MacVicar's framing was the same as Time magazine's, with a headline in its Mar. 27 edition that read, "The Revenge of the Not-So-Radicals." The magazine noted that protesters' wishes to maintain workers' rights might be "a noble sentiment, but lurking beneath it is something darker: a deep fear of change."
That assessment was matched by US News & World Report, which headlined its short piece (4/3/06) about the protests, "Is Paris Burning? Yep–for All the Wrong Reasons." Reporter Brian Duffy critiqued the protesters, oddly enough, for not being sufficiently radical: "Listen to the kids in the streets, and there were brave comparisons between their hooliganism and the May 1968 protests that toppled de Gaulle. But take a second look, and it's plain as the sign on the corner tabac that the rioters not only have nothing in common with the Soixante-Huitards but are their philosophical and intellectual opposites.... Today, the young running roughshod over Paris want only stasis. They have gone aux barricades in defense of the status quo."
The problem, wrote Duffy, is simple economics; the protesting students and trade unionists must "understand that the 35-hour workweek, the six weeks of paid annual leave, the jobs for life are as endangered a species as the dodo bird. None of the kids outside Napoleon's tomb want to hear it, of course, but change happens."
But while reporters and pundits are sure it's a simple matter of economics, not everyone is convinced. As economist Mark Weisbrot argued recently (Knight Ridder, 3/30/06):
"The idea that labor protections are the cause of European unemployment is part of an overall myth that Europeans would benefit from a more American-style economy. The US economy is said to be more competitive, yet we are running a record trade deficit of more than six percent of GDP, and the European Union is running a trade surplus. The US economy is supposedly more dynamic, but French productivity is actually higher than ours. Their public pensions, free tuition at universities, longer vacations (four to five weeks as compared with two weeks here), state-sponsored daycare and other benefits are said to be unaffordable in a 'global economy.' But since these were affordable in years past, there is no economic logic that would make them less so today, with productivity having grown–no matter what happens in India or China."

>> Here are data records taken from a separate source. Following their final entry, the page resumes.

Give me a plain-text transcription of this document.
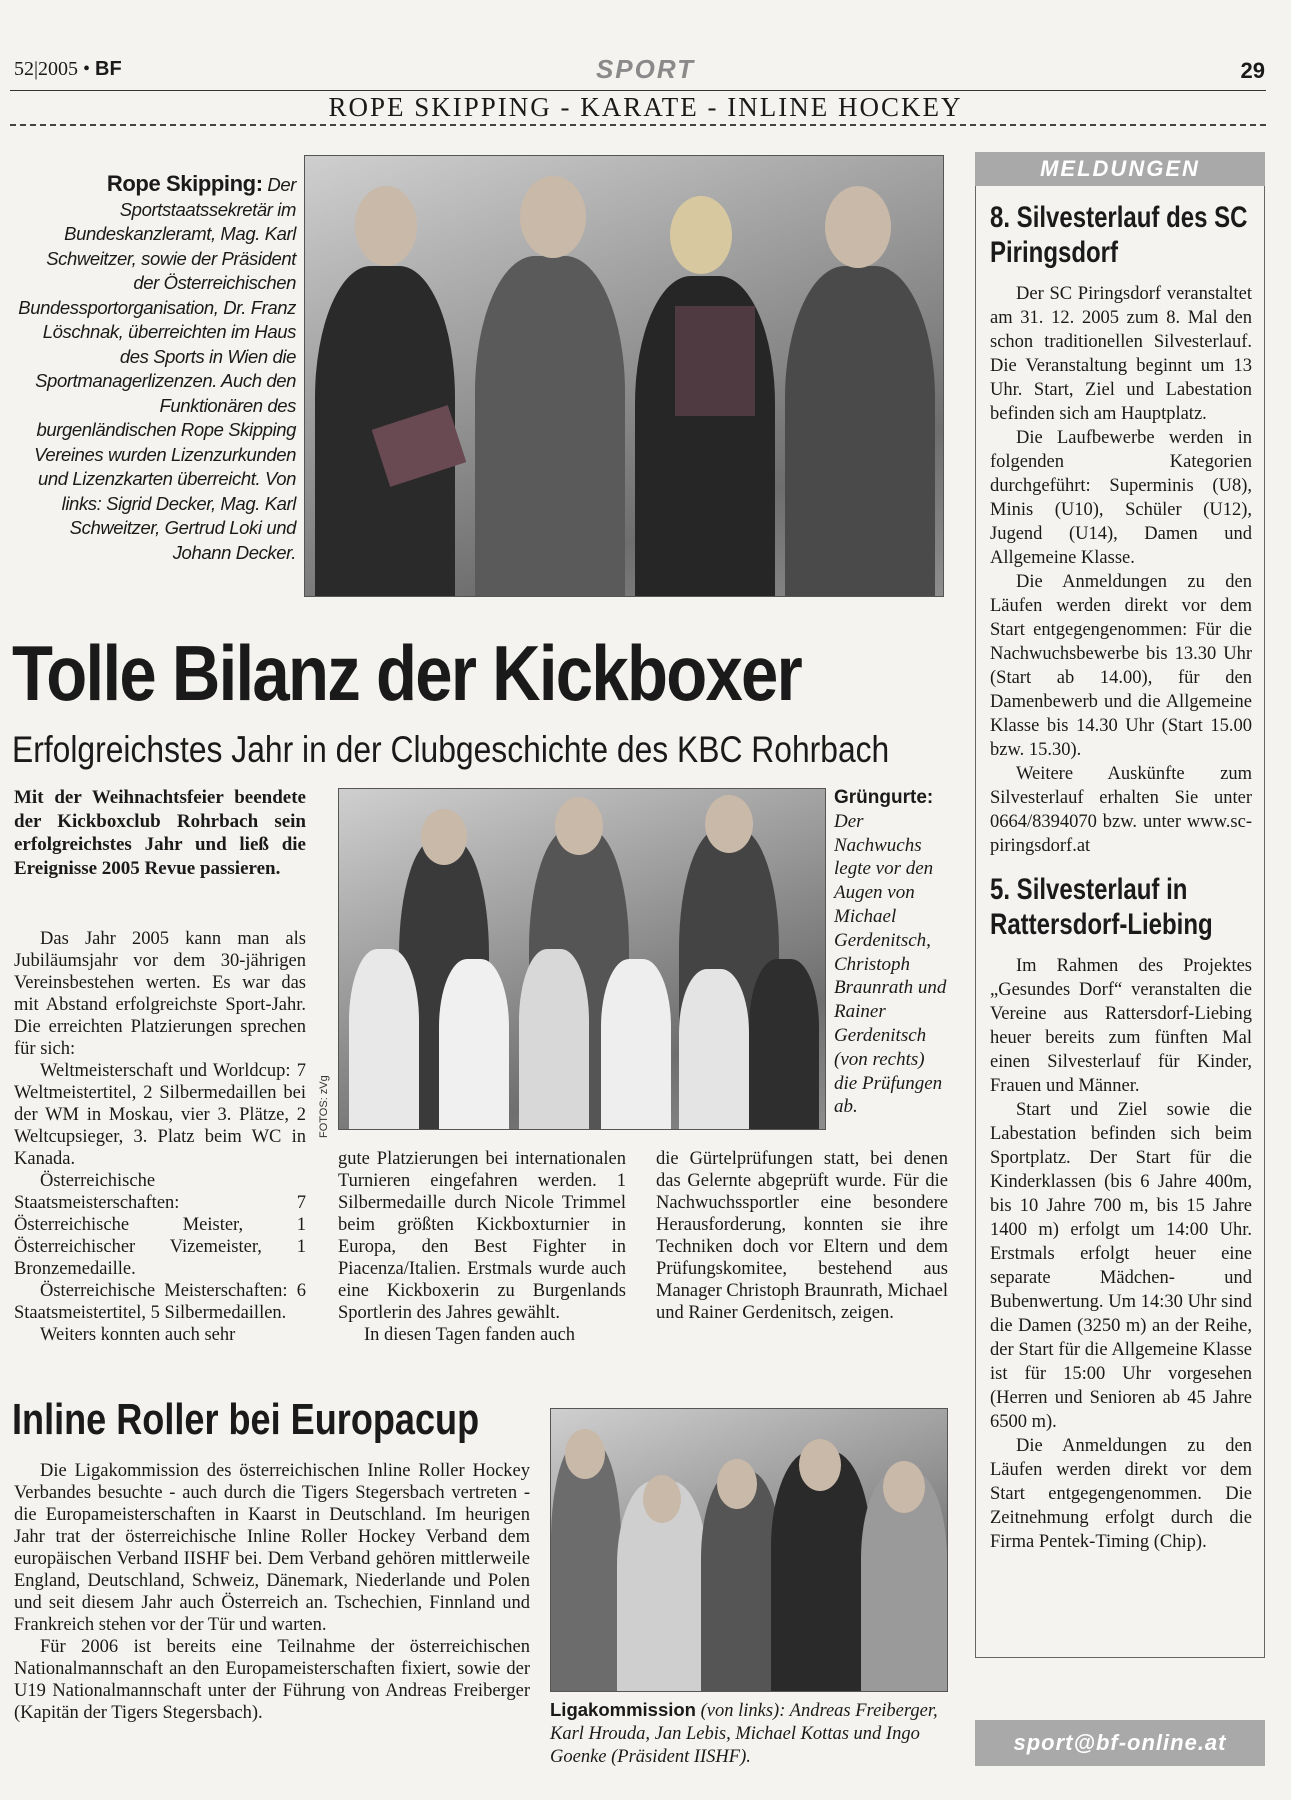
52|2005 • BF	SPORT	29
ROPE SKIPPING - KARATE - INLINE HOCKEY
Rope Skipping: Der Sportstaatssekretär im Bundeskanzleramt, Mag. Karl Schweitzer, sowie der Präsident der Österreichischen Bundessportorganisation, Dr. Franz Löschnak, überreichten im Haus des Sports in Wien die Sportmanagerlizenzen. Auch den Funktionären des burgenländischen Rope Skipping Vereines wurden Lizenzurkunden und Lizenzkarten überreicht. Von links: Sigrid Decker, Mag. Karl Schweitzer, Gertrud Loki und Johann Decker.
Tolle Bilanz der Kickboxer
Erfolgreichstes Jahr in der Clubgeschichte des KBC Rohrbach
Mit der Weihnachtsfeier beendete der Kickboxclub Rohrbach sein erfolgreichstes Jahr und ließ die Ereignisse 2005 Revue passieren.

Das Jahr 2005 kann man als Jubiläumsjahr vor dem 30-jährigen Vereinsbestehen werten. Es war das mit Abstand erfolgreichste Sport-Jahr. Die erreichten Platzierungen sprechen für sich:

Weltmeisterschaft und Worldcup: 7 Weltmeistertitel, 2 Silbermedaillen bei der WM in Moskau, vier 3. Plätze, 2 Weltcupsieger, 3. Platz beim WC in Kanada.

Österreichische Staatsmeisterschaften: 7 Österreichische Meister, 1 Österreichischer Vizemeister, 1 Bronzemedaille.

Österreichische Meisterschaften: 6 Staatsmeistertitel, 5 Silbermedaillen.

Weiters konnten auch sehr

FOTOS: zVg
Grüngurte: Der Nachwuchs legte vor den Augen von Michael Gerdenitsch, Christoph Braunrath und Rainer Gerdenitsch (von rechts) die Prüfungen ab.

gute Platzierungen bei internationalen Turnieren eingefahren werden. 1 Silbermedaille durch Nicole Trimmel beim größten Kickboxturnier in Europa, den Best Fighter in Piacenza/Italien. Erstmals wurde auch eine Kickboxerin zu Burgenlands Sportlerin des Jahres gewählt.

In diesen Tagen fanden auch

die Gürtelprüfungen statt, bei denen das Gelernte abgeprüft wurde. Für die Nachwuchssportler eine besondere Herausforderung, konnten sie ihre Techniken doch vor Eltern und dem Prüfungskomitee, bestehend aus Manager Christoph Braunrath, Michael und Rainer Gerdenitsch, zeigen.

Inline Roller bei Europacup

Die Ligakommission des österreichischen Inline Roller Hockey Verbandes besuchte - auch durch die Tigers Stegersbach vertreten - die Europameisterschaften in Kaarst in Deutschland. Im heurigen Jahr trat der österreichische Inline Roller Hockey Verband dem europäischen Verband IISHF bei. Dem Verband gehören mittlerweile England, Deutschland, Schweiz, Dänemark, Niederlande und Polen und seit diesem Jahr auch Österreich an. Tschechien, Finnland und Frankreich stehen vor der Tür und warten.

Für 2006 ist bereits eine Teilnahme der österreichischen Nationalmannschaft an den Europameisterschaften fixiert, sowie der U19 Nationalmannschaft unter der Führung von Andreas Freiberger (Kapitän der Tigers Stegersbach).	Ligakommission (von links): Andreas Freiberger, Karl Hrouda, Jan Lebis, Michael Kottas und Ingo Goenke (Präsident IISHF).
MELDUNGEN
8. Silvesterlauf des SC Piringsdorf

Der SC Piringsdorf veranstaltet am 31. 12. 2005 zum 8. Mal den schon traditionellen Silvesterlauf. Die Veranstaltung beginnt um 13 Uhr. Start, Ziel und Labestation befinden sich am Hauptplatz.

Die Laufbewerbe werden in folgenden Kategorien durchgeführt: Superminis (U8), Minis (U10), Schüler (U12), Jugend (U14), Damen und Allgemeine Klasse.

Die Anmeldungen zu den Läufen werden direkt vor dem Start entgegengenommen: Für die Nachwuchsbewerbe bis 13.30 Uhr (Start ab 14.00), für den Damenbewerb und die Allgemeine Klasse bis 14.30 Uhr (Start 15.00 bzw. 15.30).

Weitere Auskünfte zum Silvesterlauf erhalten Sie unter 0664/8394070 bzw. unter www.sc-piringsdorf.at

5. Silvesterlauf in Rattersdorf-Liebing

Im Rahmen des Projektes „Gesundes Dorf“ veranstalten die Vereine aus Rattersdorf-Liebing heuer bereits zum fünften Mal einen Silvesterlauf für Kinder, Frauen und Männer.

Start und Ziel sowie die Labestation befinden sich beim Sportplatz. Der Start für die Kinderklassen (bis 6 Jahre 400m, bis 10 Jahre 700 m, bis 15 Jahre 1400 m) erfolgt um 14:00 Uhr. Erstmals erfolgt heuer eine separate Mädchen- und Bubenwertung. Um 14:30 Uhr sind die Damen (3250 m) an der Reihe, der Start für die Allgemeine Klasse ist für 15:00 Uhr vorgesehen (Herren und Senioren ab 45 Jahre 6500 m).

Die Anmeldungen zu den Läufen werden direkt vor dem Start entgegengenommen. Die Zeitnehmung erfolgt durch die Firma Pentek-Timing (Chip).

sport@bf-online.at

The fact that there is so little debate over these issues in the mainstream media might be good for some overconfident pundits, since often what they're arguing can seem a little peculiar. Fox News Channel's Bill O'Reilly, for example, used the turmoil in France to rail against the US left (3/28/06): "When you hear far left Americans use the terms 'economic justice' or 'income inequality,' you should know these are code words for socialism, a giant government that would guarantee each American a house, health care, nice wage, retirement benefits, the usual entitlement list."
As if that weren't supposed to sound bad enough, Fox's leading self-styled populist put it a different way to Jeff Faux, founding president of the progressive Economic Policy Institute: "Wait, wait, wait. Let's be honest here. If you're a French worker, you get seven weeks vacation. You work 35 hours a week. Thirty-five hours a week! That's your workweek."
Faux's response was direct: "And what's wrong with that?" It's a question many in the media should ponder, instead of reflexively bashing French protesters for their unreasonable demands.